Dangerous Visions em retrospectiva (3): Contos de John Brunner, Keith Laumer, Norman Spinrad e Samuel R. Delany

Dangerous Visions. Again (pun intended). É difícil falar de uma vez só sobre uma antologia com tantos contos (33) tão diferentes como aqueles que compõem esta célebre e polémica colectânea editada por Harlan Ellison em 1967 - daí já ir no terceiro artigo a ela dedicado (e ainda falta um). Já aqui falei das contribuições de autores como Philip K. Dick, Robert Silverberg, Philip José Farmer, Brian Aldiss, Poul Anderson, Theodore Sturgeon, John Sladek e J.G. Ballard; hoje, dedicarei as próximas linhas a algumas das melhores peças da antologia, saídas da pena (ou da máquina de escrever) de John Brunner, Keith Laumer, Norman Spinrad e Samuel R. Delany.

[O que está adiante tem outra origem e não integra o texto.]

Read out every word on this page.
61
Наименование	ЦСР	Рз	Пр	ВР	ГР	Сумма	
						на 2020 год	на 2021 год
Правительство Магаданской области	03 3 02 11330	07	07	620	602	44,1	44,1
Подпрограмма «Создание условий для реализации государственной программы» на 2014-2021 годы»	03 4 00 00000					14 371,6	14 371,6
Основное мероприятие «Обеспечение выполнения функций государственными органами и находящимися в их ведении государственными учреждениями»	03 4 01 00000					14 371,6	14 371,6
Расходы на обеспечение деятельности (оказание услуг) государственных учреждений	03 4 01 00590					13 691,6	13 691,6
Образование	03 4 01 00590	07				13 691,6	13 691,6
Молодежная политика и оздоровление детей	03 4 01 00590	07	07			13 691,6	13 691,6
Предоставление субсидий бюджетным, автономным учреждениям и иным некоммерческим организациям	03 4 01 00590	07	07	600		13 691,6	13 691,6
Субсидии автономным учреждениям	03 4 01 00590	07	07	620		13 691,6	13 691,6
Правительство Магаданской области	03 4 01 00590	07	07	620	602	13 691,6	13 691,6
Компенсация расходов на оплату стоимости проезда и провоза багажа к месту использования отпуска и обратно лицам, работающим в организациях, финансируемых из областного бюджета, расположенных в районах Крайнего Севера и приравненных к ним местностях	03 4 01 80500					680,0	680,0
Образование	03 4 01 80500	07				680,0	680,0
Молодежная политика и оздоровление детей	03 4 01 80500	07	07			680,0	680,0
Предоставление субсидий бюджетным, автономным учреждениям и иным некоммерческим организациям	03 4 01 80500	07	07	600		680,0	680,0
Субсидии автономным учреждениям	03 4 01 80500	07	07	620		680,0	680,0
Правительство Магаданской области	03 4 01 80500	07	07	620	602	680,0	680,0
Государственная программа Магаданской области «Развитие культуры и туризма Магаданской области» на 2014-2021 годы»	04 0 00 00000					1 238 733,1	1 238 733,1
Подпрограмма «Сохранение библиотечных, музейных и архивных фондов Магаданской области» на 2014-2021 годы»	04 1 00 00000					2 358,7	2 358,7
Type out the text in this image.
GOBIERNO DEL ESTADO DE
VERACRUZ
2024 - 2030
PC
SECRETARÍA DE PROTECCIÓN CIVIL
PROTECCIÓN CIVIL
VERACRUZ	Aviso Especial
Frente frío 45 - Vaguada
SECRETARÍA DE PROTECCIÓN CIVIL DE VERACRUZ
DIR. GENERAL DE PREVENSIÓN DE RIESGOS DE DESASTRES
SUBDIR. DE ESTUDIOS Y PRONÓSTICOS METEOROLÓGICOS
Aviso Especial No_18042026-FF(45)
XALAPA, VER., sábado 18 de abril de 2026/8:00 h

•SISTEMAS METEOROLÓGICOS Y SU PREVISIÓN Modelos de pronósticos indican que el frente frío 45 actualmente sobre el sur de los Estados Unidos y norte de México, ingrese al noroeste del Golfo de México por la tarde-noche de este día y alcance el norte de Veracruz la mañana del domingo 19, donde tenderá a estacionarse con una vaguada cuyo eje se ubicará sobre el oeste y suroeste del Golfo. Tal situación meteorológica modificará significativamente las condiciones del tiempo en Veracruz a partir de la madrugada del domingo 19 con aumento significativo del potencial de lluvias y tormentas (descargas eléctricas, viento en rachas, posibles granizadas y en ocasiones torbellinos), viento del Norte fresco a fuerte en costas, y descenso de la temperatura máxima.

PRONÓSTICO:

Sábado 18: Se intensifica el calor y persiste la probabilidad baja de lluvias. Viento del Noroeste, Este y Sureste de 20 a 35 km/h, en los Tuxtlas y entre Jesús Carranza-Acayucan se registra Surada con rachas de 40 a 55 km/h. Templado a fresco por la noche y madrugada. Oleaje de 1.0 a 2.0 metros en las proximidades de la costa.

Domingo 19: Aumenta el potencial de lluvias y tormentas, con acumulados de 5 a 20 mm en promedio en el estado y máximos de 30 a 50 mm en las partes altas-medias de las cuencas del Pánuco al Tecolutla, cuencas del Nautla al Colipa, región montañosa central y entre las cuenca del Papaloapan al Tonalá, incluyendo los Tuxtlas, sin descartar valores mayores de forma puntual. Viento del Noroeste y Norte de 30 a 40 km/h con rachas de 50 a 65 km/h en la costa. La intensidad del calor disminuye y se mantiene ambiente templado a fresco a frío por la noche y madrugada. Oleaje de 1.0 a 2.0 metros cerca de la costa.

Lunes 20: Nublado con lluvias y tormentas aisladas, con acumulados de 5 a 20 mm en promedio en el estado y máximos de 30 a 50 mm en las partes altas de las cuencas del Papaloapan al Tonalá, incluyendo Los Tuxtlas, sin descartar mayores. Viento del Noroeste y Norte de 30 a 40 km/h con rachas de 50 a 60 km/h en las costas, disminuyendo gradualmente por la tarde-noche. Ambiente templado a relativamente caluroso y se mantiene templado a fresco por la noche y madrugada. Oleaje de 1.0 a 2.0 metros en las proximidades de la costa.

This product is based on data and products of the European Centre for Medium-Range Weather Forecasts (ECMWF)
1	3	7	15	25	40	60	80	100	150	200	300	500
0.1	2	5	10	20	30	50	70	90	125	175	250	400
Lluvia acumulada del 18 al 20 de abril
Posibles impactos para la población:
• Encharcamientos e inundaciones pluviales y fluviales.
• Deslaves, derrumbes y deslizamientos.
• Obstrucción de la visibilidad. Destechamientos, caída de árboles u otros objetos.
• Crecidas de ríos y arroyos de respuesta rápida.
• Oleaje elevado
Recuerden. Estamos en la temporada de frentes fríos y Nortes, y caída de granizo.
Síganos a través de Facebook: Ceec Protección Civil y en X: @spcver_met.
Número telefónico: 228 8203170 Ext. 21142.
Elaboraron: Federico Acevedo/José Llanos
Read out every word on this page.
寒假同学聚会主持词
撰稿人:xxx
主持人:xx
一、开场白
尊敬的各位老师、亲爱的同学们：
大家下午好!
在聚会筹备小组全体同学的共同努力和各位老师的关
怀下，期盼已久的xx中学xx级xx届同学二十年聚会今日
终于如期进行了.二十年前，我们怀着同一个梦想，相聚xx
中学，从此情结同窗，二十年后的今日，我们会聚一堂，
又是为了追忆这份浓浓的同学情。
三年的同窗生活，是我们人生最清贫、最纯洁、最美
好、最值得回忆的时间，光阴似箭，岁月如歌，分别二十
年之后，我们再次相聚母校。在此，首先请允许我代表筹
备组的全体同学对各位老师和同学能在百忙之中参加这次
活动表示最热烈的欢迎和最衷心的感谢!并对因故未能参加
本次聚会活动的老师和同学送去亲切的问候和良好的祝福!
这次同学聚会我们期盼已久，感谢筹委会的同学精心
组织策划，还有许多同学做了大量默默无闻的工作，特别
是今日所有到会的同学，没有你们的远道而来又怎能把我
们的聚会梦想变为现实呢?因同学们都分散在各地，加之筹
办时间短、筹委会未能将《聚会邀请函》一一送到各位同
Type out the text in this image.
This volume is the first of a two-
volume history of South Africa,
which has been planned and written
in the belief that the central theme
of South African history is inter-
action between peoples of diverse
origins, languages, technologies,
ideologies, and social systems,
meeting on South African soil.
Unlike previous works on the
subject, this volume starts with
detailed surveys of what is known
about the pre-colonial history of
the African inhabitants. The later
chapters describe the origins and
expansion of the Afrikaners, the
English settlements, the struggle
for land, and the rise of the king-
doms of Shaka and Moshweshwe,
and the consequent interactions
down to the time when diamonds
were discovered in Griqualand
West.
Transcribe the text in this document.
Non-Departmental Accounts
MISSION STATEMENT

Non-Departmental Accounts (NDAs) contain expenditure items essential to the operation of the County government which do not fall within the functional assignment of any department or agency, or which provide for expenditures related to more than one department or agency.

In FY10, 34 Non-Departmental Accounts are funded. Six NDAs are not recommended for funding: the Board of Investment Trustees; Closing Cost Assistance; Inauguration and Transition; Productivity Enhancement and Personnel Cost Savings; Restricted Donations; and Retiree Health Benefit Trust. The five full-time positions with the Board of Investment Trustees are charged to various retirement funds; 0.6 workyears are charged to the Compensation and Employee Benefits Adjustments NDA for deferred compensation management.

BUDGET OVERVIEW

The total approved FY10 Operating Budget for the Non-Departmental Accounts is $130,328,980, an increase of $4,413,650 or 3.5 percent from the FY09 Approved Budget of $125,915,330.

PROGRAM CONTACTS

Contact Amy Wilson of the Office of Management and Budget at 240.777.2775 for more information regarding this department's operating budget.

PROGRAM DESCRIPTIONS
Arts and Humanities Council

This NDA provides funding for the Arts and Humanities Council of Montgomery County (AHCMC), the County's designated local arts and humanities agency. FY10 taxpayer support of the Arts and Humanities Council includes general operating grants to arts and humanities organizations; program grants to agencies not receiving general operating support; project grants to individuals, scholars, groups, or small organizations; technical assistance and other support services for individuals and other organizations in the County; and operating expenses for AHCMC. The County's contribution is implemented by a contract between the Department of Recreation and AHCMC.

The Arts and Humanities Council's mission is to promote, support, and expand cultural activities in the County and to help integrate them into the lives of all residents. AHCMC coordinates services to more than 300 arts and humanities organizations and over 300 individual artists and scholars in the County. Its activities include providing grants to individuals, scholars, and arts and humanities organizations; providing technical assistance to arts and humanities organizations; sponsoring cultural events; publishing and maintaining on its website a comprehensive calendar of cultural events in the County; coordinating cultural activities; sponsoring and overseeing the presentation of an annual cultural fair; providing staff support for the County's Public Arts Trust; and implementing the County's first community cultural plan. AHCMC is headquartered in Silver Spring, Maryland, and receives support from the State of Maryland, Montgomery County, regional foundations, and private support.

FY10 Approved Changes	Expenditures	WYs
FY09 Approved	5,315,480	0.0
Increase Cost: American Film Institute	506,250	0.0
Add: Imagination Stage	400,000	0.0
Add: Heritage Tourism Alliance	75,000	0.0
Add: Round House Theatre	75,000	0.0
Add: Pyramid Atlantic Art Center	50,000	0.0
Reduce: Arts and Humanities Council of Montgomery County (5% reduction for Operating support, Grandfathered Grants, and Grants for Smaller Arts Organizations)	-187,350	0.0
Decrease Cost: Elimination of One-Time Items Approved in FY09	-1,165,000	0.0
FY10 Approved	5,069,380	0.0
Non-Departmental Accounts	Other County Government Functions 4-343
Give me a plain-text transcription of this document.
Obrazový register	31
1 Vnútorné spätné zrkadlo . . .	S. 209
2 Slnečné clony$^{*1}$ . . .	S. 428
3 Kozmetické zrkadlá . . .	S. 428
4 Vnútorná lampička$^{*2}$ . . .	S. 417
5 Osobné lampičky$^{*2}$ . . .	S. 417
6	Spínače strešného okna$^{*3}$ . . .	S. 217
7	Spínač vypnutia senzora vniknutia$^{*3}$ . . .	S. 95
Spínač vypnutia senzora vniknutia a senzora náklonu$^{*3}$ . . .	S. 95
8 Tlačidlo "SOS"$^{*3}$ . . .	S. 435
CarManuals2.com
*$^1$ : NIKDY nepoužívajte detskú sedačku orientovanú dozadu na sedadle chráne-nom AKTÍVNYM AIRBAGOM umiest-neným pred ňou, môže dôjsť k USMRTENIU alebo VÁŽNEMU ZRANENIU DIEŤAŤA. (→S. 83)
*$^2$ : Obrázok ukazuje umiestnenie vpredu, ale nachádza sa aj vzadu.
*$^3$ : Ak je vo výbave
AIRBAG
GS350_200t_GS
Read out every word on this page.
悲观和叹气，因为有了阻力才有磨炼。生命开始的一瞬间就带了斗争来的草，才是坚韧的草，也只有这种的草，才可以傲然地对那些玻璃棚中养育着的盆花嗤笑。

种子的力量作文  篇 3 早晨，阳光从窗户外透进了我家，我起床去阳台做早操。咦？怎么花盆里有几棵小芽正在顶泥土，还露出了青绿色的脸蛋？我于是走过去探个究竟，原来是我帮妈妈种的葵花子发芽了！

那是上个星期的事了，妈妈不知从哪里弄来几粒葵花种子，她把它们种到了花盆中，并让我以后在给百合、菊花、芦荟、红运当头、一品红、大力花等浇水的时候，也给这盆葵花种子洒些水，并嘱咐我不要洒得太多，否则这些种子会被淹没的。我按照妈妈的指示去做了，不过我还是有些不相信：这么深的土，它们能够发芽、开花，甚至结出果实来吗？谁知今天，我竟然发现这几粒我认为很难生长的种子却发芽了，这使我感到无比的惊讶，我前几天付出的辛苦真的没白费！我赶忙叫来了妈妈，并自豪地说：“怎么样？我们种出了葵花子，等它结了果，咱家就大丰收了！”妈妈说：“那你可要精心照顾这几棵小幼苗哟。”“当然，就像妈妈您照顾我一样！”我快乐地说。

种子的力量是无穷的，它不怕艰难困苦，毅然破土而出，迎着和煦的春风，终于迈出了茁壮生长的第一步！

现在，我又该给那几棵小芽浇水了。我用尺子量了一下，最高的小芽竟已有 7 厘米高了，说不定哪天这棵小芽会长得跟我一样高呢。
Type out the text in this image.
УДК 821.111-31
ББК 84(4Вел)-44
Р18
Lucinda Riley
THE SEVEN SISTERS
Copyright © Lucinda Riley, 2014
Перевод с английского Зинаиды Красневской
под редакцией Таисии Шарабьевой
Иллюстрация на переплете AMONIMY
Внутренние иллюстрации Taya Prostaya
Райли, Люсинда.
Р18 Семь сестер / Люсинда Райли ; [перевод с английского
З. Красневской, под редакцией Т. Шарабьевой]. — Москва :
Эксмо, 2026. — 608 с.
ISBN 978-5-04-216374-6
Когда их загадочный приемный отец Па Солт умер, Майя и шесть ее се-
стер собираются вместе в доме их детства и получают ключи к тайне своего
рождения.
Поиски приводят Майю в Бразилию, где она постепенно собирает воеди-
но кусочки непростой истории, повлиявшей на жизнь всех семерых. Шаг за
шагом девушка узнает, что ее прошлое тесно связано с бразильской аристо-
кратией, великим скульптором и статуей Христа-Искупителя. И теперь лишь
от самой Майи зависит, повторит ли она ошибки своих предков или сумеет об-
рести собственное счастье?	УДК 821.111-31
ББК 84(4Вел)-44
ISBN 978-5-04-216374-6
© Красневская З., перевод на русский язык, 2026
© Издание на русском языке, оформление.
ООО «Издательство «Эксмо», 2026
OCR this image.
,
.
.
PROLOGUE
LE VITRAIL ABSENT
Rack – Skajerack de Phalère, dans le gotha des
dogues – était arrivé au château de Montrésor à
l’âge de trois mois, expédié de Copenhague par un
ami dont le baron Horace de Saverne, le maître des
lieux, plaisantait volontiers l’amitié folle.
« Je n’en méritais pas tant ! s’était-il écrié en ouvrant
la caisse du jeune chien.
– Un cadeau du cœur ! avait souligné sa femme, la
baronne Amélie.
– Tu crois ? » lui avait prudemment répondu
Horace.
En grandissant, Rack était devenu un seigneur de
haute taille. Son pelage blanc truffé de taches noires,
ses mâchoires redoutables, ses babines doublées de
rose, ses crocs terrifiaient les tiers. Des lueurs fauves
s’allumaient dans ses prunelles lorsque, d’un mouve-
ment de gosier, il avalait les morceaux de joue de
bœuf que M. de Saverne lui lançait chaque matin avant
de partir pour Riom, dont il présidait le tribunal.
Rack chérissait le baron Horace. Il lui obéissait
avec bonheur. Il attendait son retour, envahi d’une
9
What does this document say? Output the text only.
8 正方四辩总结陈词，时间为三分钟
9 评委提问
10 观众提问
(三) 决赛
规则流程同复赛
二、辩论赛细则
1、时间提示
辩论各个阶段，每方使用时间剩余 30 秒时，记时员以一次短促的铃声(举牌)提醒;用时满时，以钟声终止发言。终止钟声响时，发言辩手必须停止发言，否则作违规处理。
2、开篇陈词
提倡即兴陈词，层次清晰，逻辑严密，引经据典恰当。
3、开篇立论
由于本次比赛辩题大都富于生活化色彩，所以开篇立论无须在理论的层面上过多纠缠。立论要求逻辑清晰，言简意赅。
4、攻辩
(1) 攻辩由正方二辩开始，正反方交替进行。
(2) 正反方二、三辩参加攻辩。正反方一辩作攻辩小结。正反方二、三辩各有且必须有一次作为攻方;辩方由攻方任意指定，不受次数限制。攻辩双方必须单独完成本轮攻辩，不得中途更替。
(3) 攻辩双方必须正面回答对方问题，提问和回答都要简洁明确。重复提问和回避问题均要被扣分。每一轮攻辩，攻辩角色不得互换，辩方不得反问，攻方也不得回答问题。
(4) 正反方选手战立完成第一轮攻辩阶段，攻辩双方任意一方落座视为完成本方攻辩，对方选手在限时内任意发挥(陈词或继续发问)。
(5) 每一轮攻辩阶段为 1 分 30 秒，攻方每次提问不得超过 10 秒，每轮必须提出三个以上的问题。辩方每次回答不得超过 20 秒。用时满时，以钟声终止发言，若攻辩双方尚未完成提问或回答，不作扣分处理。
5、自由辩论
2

Judas, de John Brunner: Se tivesse lido Judas sem o enquadramento temático e temporal que Dangerous Visions lhe confere, diria que se trataria de um conto situado em pleno movimento cyberpunk, algures nos anos 80 - e não seria difícil imaginar o cenário descrito pelo britânico como algures na vasta sprawl de Gibson. Sabendo que Brunner o escreveu em 1967 torna-o ainda mais interessante pela forma como antecipa uma certa atmosfera sombria daquele movimento numa alegoria religiosa tão poderosa como irónica. Judas coloca-nos numa igreja futurista onde a máquina se tornou objecto de culto e a Inteligência Artificial ascendeu à divindade - criada pelo Homem à sua exacta imagem e semelhança. Mas quando a máquina se torna divina, qual é o papel que resta ao Homem? De um ponto de vista pessoal, este era um dos contos que mais curiosidade me despertava em toda a antologia, devido à minha leitura da obra-prima de Brunner, Stand on Zanzibar - e a leitura não me desiludiu. Bem pelo contrário: ainda que não se revele uma das visões mais perigosas da antologia, Judas é provavelmente um dos seus melhores contos.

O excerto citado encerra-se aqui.